Cryptocurrency exchange OKX’s European subsidiary, Okcoin Europe Ltd, has been fined $1.2 million (approximately €1.05 million) by Malta’s Financial Intelligence Analysis Unit (FIAU), which uncovered significant deficiencies in the company’s risk assessment procedures.
The FIAU initially launched a compliance review of OKX in 2023. According to its newly released findings, OKX’s anti-money laundering (AML) risk assessments and transaction monitoring frameworks were deemed inadequate for evaluating threats associated with money laundering and terrorist financing. Alarmingly, the investigation revealed that nearly 50% of the platform’s user accounts lacked proper risk assessments—accounts that accounted for approximately 80% of trading volume, with transactions exceeding $80 million, all of which went insufficiently scrutinized.

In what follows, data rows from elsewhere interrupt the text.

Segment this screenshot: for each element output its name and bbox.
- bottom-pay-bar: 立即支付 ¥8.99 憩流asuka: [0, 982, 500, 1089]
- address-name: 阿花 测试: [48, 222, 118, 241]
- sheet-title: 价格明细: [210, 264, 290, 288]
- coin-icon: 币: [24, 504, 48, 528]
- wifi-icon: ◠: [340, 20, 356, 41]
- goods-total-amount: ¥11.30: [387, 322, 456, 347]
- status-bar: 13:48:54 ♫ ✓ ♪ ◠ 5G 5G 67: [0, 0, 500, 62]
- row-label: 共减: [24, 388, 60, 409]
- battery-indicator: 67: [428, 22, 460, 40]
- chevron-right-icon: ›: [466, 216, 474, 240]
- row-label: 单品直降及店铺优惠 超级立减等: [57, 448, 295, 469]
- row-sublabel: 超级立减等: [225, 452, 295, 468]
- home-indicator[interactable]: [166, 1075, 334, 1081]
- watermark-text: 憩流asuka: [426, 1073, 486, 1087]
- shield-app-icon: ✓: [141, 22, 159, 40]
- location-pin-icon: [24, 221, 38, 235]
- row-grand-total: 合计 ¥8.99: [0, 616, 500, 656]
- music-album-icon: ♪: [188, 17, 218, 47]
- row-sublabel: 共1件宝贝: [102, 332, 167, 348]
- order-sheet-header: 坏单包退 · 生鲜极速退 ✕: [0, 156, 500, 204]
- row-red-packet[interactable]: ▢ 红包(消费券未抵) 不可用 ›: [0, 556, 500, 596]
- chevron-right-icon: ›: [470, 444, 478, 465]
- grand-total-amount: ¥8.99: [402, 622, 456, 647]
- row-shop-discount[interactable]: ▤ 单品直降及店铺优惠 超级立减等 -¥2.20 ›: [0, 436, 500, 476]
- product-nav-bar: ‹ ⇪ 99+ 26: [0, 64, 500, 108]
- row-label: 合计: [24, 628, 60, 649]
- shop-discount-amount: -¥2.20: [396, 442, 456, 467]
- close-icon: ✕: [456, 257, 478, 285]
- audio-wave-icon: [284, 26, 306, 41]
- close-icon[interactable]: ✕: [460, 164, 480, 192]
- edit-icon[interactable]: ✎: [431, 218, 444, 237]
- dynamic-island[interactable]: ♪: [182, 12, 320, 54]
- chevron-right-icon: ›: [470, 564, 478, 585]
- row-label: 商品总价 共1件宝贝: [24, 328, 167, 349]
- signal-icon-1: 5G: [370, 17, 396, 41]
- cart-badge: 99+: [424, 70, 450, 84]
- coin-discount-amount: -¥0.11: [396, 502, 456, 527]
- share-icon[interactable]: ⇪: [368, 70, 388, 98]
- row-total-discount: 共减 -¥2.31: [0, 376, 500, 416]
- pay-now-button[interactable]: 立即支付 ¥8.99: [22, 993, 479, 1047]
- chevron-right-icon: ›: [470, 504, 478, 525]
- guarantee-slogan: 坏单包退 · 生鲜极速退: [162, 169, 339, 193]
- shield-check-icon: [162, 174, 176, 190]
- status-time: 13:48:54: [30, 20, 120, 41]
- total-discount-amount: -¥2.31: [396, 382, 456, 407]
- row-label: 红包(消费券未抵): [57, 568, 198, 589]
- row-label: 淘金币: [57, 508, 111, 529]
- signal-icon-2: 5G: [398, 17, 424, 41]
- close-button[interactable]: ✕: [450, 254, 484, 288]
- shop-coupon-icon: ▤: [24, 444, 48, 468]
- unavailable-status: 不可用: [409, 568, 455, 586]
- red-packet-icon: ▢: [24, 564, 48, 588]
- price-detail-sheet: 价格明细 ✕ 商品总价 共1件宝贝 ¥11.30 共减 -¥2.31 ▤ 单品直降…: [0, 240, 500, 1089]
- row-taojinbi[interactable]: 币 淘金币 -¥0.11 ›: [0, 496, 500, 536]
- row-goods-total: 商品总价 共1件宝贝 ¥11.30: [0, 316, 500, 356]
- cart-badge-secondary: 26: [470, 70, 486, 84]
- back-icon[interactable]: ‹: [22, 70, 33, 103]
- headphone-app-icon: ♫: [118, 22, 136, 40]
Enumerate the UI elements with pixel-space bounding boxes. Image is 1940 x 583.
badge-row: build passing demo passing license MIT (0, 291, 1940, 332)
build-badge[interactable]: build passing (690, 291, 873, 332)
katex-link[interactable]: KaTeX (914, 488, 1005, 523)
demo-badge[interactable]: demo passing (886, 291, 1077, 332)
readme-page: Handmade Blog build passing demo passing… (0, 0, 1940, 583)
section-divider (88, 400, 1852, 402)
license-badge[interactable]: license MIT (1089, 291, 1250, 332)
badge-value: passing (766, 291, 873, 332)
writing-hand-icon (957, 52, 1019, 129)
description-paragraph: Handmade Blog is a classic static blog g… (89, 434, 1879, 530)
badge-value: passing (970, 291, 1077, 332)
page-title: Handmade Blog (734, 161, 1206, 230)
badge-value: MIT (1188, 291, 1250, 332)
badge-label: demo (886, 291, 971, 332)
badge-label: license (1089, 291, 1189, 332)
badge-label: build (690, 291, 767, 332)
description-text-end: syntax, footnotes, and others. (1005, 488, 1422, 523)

Following the audit, OKX took steps to bolster its compliance measures in response to the regulator’s concerns. However, the FIAU determined that violations had indeed occurred and that remedial action did not exempt the company from liability. As a result, the agency imposed a fine of €1.05 million, though OKX retains the right to appeal the decision.
The FIAU highlighted a particularly striking example: one user account exhibited minimal activity in previous years but received deposits totaling $1.8 million within a span of fewer than four months—far exceeding the declared expectations. Despite the clear red flags, OKX failed to investigate the transactions promptly and only froze the account after being unable to obtain supporting documentation in 2022.
In response to these findings, OKX has since implemented improvements to its compliance framework, including proactive steps to enhance its risk controls. As Malta is an EU member state, it remains to be seen whether European Union authorities will initiate further investigations into OKX’s regulatory shortcomings.